FeatureUSENIX

 

optimal peripheral access using pipe-based double-buffering

spinellis_diomedis

by Diomidis Spinellis
<dds@sena.gr>

Diomidis Spinellis holds a Ph.D. in computer science. Currently he is leading software development at SENA S.A. His research interests include information security, software engineering, and programming languages.



When working with slow peripherals such as tape drives and CD-R recorders, careful tuning of the access patterns and process architecture can result in substantial increases in performance. One of the responsibilities of an operating system is to optimize the utilization of a computer system by the appropriate scheduling of tasks. Thus, when a process waits for a peripheral to complete an operation, the OS can schedule other processes that are waiting to run. Although scheduling happens behind the scenes of normal system operation and is transparent to the user, in some cases one can optimize execution time by carefully arranging interdependent tasks. With ever-increasing processor speeds and with peripheral access times relatively stagnant, such optimizations can deliver impressive results. I will describe and explain how I reduced the overhead of tape access by almost 30 percent by simply adding two dd(1) commands to our backup pipeline.

The Problem

The problem I wanted to solve was to minimize the actual wall-clock time taken by our backup process, which currently needs eight hours for a full backup. I thought I could achieve this by making our drive stream, and by increasing the parallelism of the backup process. Our LAN consists of Windows 95/98/NT and UNIX machines. We perform our backups on a machine running Linux (2.0.36). At backup time, the Linux machine mounts the disks of all Windows hosts using the SMB filesystem and runs a tar(1) — based backup process.
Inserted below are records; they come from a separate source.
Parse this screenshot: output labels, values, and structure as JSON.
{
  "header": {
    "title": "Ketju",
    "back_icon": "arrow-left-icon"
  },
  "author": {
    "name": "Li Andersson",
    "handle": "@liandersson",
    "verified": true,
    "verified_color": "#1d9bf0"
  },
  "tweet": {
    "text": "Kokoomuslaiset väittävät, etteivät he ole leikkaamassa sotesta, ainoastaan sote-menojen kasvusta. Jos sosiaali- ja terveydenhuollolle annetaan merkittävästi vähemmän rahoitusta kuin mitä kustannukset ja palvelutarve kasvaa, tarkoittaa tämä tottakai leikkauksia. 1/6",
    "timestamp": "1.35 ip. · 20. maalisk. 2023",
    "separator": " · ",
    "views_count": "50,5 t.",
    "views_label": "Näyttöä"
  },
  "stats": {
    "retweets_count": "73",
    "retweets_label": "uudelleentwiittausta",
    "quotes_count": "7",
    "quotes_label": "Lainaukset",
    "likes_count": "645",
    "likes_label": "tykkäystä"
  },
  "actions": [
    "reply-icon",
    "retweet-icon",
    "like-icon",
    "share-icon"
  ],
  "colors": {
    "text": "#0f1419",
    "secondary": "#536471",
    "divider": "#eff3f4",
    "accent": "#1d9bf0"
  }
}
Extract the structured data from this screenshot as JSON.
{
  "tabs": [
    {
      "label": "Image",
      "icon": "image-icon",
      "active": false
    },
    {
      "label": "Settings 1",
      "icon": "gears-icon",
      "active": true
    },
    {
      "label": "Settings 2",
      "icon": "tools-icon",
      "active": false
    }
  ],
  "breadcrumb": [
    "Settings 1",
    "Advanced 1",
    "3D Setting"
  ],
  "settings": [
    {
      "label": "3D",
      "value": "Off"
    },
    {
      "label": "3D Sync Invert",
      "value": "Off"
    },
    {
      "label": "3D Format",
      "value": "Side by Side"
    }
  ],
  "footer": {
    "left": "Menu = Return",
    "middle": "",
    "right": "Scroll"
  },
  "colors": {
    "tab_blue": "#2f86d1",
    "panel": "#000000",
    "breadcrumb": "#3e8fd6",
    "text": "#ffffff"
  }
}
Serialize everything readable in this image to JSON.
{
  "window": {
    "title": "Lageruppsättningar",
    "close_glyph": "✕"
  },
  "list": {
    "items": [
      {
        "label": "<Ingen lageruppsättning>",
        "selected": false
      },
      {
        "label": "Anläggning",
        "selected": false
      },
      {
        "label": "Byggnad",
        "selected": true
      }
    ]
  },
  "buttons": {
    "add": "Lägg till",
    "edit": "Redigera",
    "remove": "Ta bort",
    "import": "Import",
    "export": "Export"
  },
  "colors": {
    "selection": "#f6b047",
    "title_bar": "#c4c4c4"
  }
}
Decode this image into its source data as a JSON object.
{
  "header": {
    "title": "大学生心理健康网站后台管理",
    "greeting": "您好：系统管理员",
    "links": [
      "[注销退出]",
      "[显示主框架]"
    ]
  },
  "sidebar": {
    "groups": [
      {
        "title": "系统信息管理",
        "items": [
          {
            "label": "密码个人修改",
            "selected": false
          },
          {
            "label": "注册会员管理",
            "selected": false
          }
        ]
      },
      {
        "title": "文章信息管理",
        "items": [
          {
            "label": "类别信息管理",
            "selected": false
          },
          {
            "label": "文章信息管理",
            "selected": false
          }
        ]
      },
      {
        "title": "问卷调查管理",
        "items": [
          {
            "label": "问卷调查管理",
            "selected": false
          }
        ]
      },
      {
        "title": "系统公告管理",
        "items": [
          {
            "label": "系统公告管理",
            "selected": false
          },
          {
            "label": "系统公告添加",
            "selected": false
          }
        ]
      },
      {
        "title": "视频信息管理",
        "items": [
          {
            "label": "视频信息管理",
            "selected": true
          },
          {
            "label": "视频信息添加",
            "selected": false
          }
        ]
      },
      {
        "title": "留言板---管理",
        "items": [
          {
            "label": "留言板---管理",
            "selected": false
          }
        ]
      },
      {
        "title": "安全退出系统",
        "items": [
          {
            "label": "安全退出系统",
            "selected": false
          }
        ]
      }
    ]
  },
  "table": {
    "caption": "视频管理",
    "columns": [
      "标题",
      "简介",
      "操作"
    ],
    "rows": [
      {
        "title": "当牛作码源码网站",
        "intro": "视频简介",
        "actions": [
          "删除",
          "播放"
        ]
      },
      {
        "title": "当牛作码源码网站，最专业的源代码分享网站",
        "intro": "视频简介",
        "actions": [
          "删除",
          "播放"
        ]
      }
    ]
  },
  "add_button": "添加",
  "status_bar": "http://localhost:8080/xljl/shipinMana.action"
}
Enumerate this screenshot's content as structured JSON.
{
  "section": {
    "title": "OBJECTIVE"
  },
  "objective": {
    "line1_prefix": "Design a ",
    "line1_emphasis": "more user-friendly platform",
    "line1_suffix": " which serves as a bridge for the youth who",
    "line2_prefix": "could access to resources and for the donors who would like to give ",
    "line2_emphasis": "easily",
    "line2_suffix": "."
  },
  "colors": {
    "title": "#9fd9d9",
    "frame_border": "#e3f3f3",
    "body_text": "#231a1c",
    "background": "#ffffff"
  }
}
The process is responsible for:

  • administering incremental and full backups

  • maintaining backup quota

  • measuring the backup set size

  • comparing the files after backup

  • logging the backup results

The heart of the process is essentially the following command:

   tar czf /dev/tape -b 1000 /smb

The command creates a tar file in /dev/tape from the contents of smb using gzip compression and a blocking factor of 1000. The blocking factor is supposed to make tar write to the tape device in chunks of 1000 blocks (i.e., of 0.5MB).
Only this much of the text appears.